Alliance recrute beaucoup dans la fonction publique et présente une originalité : 24% des membres sont des femmes, ce qui en fait l’organisation résistante la plus féminisée. Alliance a joué son plus grand rôle dans la bataille de l’Atlantique, en fournissant des renseignements sur les TCO (transports allemands vers l’Est), une première information grâce à Amniarix (Jeannie Rousseau) sur les essais de V1 et V2 à Peenemünde, des relevés des rampes de lancement dans le nord-ouest de la France, une carte renseignée des défenses de l’Atlantique. Marie-Madeleine organise le départ le 4 novembre 1942, en sous-marin depuis le Lavandou, du général Giraud qui doit accueillir le débarquement allié à Alger.
Retenue en Angleterre à cause de l’arrestation, en septembre 1943, de son adjoint Faye, elle obtient de revenir en France en juillet 1944 et réalise, après son évasion d’une caserne allemande, des missions de renseignements en avant de l’armée de Patton.

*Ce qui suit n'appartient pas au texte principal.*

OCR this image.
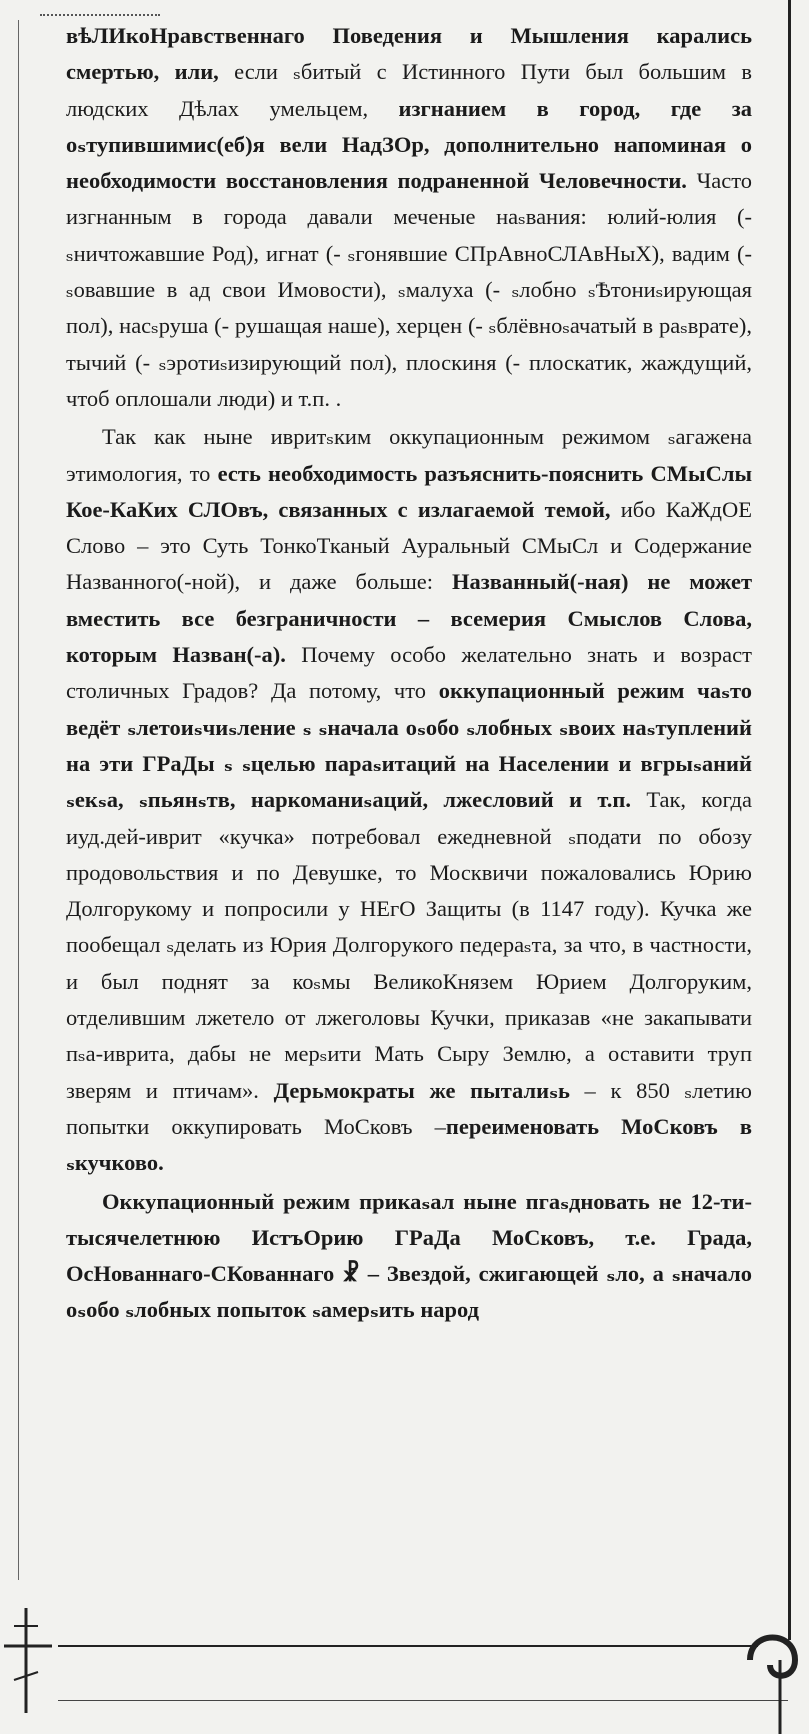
вѣЛИкоНравственнаго Поведения и Мышления карались смертью, или, если ₛбитый с Истинного Пути был большим в людских Дѣлах умельцем, изгнанием в город, где за оₛтупившимис(еб)я вели НадЗОр, дополнительно напоминая о необходимости восстановления подраненной Человечности. Часто изгнанным в города давали меченые наₛвания: юлий-юлия (- ₛничтожавшие Род), игнат (- ₛгонявшие СПрАвноСЛАвНыХ), вадим (- ₛовавшие в ад свои Имовости), ₛмалуха (- ₛлобно ₛѢтониₛирующая пол), насₛруша (- рушащая наше), херцен (- ₛблёвноₛачатый в раₛврате), тычий (- ₛэротиₛизирующий пол), плоскиня (- плоскатик, жаждущий, чтоб оплошали люди) и т.п. .

Так как ныне ивритₛким оккупационным режимом ₛагажена этимология, то есть необходимость разъяснить-пояснить СМыСлы Кое-КаКих СЛОвъ, связанных с излагаемой темой, ибо КаЖдОЕ Слово – это Суть ТонкоТканый Ауральный СМыСл и Содержание Названного(-ной), и даже больше: Названный(-ная) не может вместить все безграничности – всемерия Смыслов Слова, которым Назван(-а). Почему особо желательно знать и возраст столичных Градов? Да потому, что оккупационный режим чаₛто ведёт ₛлетоиₛчиₛление ₛ ₛначала оₛобо ₛлобных ₛвоих наₛтуплений на эти ГРаДы ₛ ₛцелью параₛитаций на Населении и вгрыₛаний ₛекₛа, ₛпьянₛтв, наркоманиₛаций, лжесловий и т.п. Так, когда иуд.дей-иврит «кучка» потребовал ежедневной ₛподати по обозу продовольствия и по Девушке, то Москвичи пожаловались Юрию Долгорукому и попросили у НЕгО Защиты (в 1147 году). Кучка же пообещал ₛделать из Юрия Долгорукого педераₛта, за что, в частности, и был поднят за коₛмы ВеликоКнязем Юрием Долгоруким, отделившим лжетело от лжеголовы Кучки, приказав «не закапывати пₛа-иврита, дабы не мерₛити Мать Сыру Землю, а оставити труп зверям и птичам». Дерьмократы же пыталиₛь – к 850 ₛлетию попытки оккупировать МоСковъ –переименовать МоСковъ в ₛкучково.

Оккупационный режим прикаₛал ныне пгаₛдновать не 12-ти-тысячелетнюю ИстъОрию ГРаДа МоСковъ, т.е. Града, ОсНованнаго-СКованнаго ☧ – Звездой, сжигающей ₛло, а ₛначало оₛобо ₛлобных попыток ₛамерₛить народ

Sensible aux détresses matérielles et morales, elle veille pendant plus de vingt ans sur les survivants et les familles d’un réseau très éprouvé – 431 disparus, soit un tiers de ses membres. Elle publie des souvenirs en forme de mémorial sous le titre L’Arche de Noé et défend la mémoire de la Résistance en tant que présidente du Comité d’action de la Résistance. Elle contribue, avec son mari, le Français libre Hubert Fourcade, au retour au pouvoir du général de Gaulle en 1958. Ni icône d’un parti politique, ni militante antifasciste, elle est restée fidèle à sa conception de la Résistance : un combat patriotique efficace contre l’Allemagne hitlérienne.